Show that any upper bounded subset of $\mathbb{Z}$ has a unique maximal element
This is what I've managed to do so far.
Let $X \subseteq \mathbb{Z}$ be a nonempty upper bounded nonempty subset of $\mathbb{Z}$. Since $\mathbb{Z} \subseteq \mathbb{R}$ we have that $X$ is upper bounded in $\mathbb{R}$ hence $\sup X$ exists. Let $\alpha = \sup X$. We claim $\alpha = \max X$.
This is where I get stuck, ultimately I have to show that $\alpha \in X$, and I'm not exactly sure how to go about doing that.
Since $\alpha$ is a least upper bound, for any $\epsilon > 0$, there is an $n \in X$ such that $\alpha - \epsilon < n \leq \alpha$. This follows from the definition of a least upper bound.
If $\alpha \not\in X$, we have two cases.

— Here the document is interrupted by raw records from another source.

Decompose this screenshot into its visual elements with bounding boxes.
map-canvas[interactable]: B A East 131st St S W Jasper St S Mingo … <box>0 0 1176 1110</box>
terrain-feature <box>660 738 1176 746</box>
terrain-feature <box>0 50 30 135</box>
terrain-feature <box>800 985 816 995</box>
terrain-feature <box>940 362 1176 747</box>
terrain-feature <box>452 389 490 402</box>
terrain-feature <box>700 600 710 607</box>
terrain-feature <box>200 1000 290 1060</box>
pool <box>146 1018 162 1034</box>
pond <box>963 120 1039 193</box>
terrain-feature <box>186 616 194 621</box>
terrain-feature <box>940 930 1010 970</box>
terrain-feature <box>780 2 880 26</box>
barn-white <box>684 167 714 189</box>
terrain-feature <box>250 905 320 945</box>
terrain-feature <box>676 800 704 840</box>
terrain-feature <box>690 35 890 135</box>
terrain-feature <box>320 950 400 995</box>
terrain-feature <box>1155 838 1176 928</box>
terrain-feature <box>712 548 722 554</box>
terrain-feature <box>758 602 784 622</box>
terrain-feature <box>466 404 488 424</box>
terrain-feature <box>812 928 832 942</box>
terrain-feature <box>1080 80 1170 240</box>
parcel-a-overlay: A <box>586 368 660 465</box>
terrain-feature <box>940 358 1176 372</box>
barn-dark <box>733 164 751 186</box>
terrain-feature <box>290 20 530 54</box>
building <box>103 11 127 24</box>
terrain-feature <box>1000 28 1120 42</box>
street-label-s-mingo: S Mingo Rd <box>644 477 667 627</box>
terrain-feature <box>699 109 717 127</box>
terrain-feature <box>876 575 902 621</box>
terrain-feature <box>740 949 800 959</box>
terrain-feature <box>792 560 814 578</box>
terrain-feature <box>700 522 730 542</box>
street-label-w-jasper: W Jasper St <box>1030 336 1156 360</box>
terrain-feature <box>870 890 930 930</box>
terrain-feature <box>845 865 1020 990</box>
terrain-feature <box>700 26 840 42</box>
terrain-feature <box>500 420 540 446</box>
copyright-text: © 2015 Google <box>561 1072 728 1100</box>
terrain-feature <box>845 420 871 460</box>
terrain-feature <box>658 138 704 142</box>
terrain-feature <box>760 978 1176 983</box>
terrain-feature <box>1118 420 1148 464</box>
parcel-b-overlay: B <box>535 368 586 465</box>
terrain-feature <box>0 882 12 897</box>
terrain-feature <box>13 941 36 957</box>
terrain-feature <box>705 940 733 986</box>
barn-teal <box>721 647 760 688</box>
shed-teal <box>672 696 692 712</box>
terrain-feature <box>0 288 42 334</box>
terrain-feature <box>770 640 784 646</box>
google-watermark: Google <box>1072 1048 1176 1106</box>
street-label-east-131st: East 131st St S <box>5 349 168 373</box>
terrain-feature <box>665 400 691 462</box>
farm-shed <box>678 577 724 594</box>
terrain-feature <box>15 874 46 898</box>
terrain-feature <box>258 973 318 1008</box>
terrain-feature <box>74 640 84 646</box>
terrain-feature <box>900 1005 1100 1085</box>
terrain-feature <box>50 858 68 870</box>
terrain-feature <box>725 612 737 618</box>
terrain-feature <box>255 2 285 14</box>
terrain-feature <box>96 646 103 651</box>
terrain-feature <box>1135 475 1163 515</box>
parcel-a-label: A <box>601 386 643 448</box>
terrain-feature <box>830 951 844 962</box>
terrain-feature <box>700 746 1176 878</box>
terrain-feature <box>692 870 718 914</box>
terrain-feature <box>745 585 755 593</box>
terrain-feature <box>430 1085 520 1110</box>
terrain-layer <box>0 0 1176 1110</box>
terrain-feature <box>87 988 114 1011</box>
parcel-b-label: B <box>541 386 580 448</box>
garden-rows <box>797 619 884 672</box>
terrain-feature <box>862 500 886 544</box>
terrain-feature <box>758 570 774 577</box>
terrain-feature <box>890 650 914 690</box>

If $\alpha$ is an integer, then we immediately get a contradiction using the previous paragraph, since there is no integer between $\alpha - 1/2$ and $\alpha$. If $\alpha$ is not an integer, take $\lfloor \alpha\rfloor$ and consider $\epsilon = \alpha - \lfloor\alpha\rfloor > 0$, and get a similar contradiction, using the first paragraph.